Re: [RFC PATCH 5/5] md/raid1: introduce rectify action to repair badblocks

From: Zheng Qixing

Date: Sun Jan 18 2026 - 22:06:52 EST

在 2026/1/14 11:11, Li Nan 写道:

在 2025/12/31 15:09, Zheng Qixing 写道:

From: Zheng Qixing <zhengqixing@xxxxxxxxxx>

Add support for repairing known badblocks in RAID1. When disks
have known badblocks (shown in sysfs bad_blocks), data can be
read from other healthy disks in the array and written to repair
the badblock areas and clear it in bad_blocks.

echo rectify > sync_action can trigger this action.

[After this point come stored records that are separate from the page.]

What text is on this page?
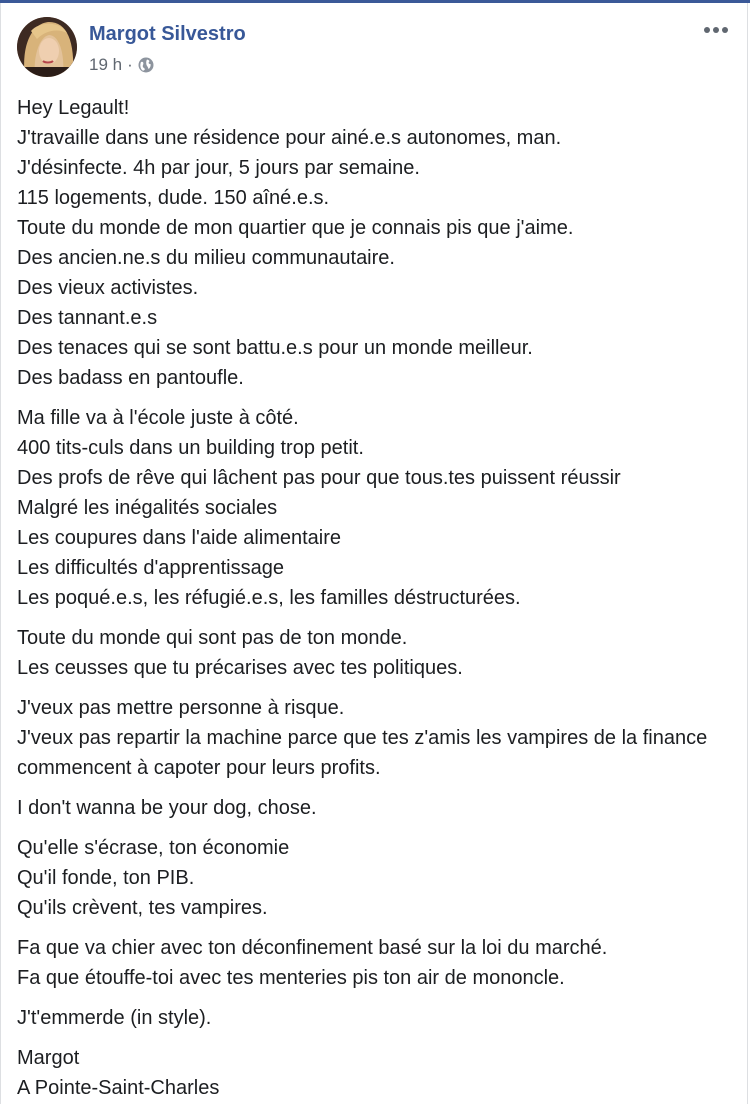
Margot Silvestro
19 h ·
Hey Legault!
J'travaille dans une résidence pour ainé.e.s autonomes, man.
J'désinfecte. 4h par jour, 5 jours par semaine.
115 logements, dude. 150 aîné.e.s.
Toute du monde de mon quartier que je connais pis que j'aime.
Des ancien.ne.s du milieu communautaire.
Des vieux activistes.
Des tannant.e.s
Des tenaces qui se sont battu.e.s pour un monde meilleur.
Des badass en pantoufle.
Ma fille va à l'école juste à côté.
400 tits-culs dans un building trop petit.
Des profs de rêve qui lâchent pas pour que tous.tes puissent réussir
Malgré les inégalités sociales
Les coupures dans l'aide alimentaire
Les difficultés d'apprentissage
Les poqué.e.s, les réfugié.e.s, les familles déstructurées.
Toute du monde qui sont pas de ton monde.
Les ceusses que tu précarises avec tes politiques.
J'veux pas mettre personne à risque.
J'veux pas repartir la machine parce que tes z'amis les vampires de la finance commencent à capoter pour leurs profits.
I don't wanna be your dog, chose.
Qu'elle s'écrase, ton économie
Qu'il fonde, ton PIB.
Qu'ils crèvent, tes vampires.
Fa que va chier avec ton déconfinement basé sur la loi du marché.
Fa que étouffe-toi avec tes menteries pis ton air de mononcle.
J't'emmerde (in style).
Margot
A Pointe-Saint-Charles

Signed-off-by: Zheng Qixing <zhengqixing@xxxxxxxxxx>

+static void end_rectify_read(struct bio *bio)
+{
+    struct r1bio *r1_bio = get_resync_r1bio(bio);
+    struct r1conf *conf = r1_bio->mddev->private;
+    struct md_rdev *rdev;
+    struct bio *next_bio;
+    bool all_fail = true;
+    int i;
+
+    update_head_pos(r1_bio->read_disk, r1_bio);
+
+    if (!bio->bi_status) {
+        set_bit(R1BIO_Uptodate, &r1_bio->state);
+        goto out;
+    }
+
+    for (i = r1_bio->read_disk + 1; i < conf->raid_disks; i++) {
+        rdev = conf->mirrors[i].rdev;
+        if (!rdev || test_bit(Faulty, &rdev->flags))
+            continue;
+
+        next_bio = r1_bio->bios[i];
+        if (next_bio->bi_end_io == end_rectify_read) {
+            next_bio->bi_opf &= ~MD_FAILFAST;

Why set MD_FAILFAST and clear it soon?
And submit_rectify_read() will clear it again.

Indeed.

+static void rectify_request_write(struct mddev *mddev, struct r1bio *r1_bio)
+{
+    struct r1conf *conf = mddev->private;
+    struct bio *wbio = NULL;
+    int wcnt = 0;
+    int i;
+
+    if (!test_bit(R1BIO_Uptodate, &r1_bio->state)) {
+        submit_rectify_read(r1_bio);
+        return;
+    }
+
+    atomic_set(&r1_bio->remaining, 0);
+    for (i = 0; i < conf->raid_disks; i++) {
+        wbio = r1_bio->bios[i];
+        if (wbio->bi_end_io == end_rectify_write) {
+            atomic_inc(&r1_bio->remaining);
+            wcnt++;
+            submit_bio_noacct(wbio);
+        }
+    }
+
+    if (unlikely(!wcnt)) {
+        md_done_sync(r1_bio->mddev, r1_bio->sectors);
+        put_buf(r1_bio);
+    }

How can 'wcnt' be 0?

Oh, I forgot to check the faulty state of rdev.😳

+}
+
+static void handle_rectify_write_finished(struct r1conf *conf, struct r1bio *r1_bio)
+{
+    struct md_rdev *rdev;
+    struct bio *bio;
+    int i;
+
+    for (i = 0; i < conf->raid_disks; i++) {
+        rdev = conf->mirrors[i].rdev;
+        bio = r1_bio->bios[i];
+        if (bio->bi_end_io == NULL)
+            continue;
+
+        if (!bio->bi_status && bio->bi_end_io == end_rectify_write &&
+            test_bit(R1BIO_MadeGood, &r1_bio->state)) {
+            rdev_clear_badblocks(rdev, r1_bio->sector,
+                         r1_bio->sectors, 0);
+        }

Reuse handle_sync_write_finished() seems better.

Good point.

Thanks,

Qixing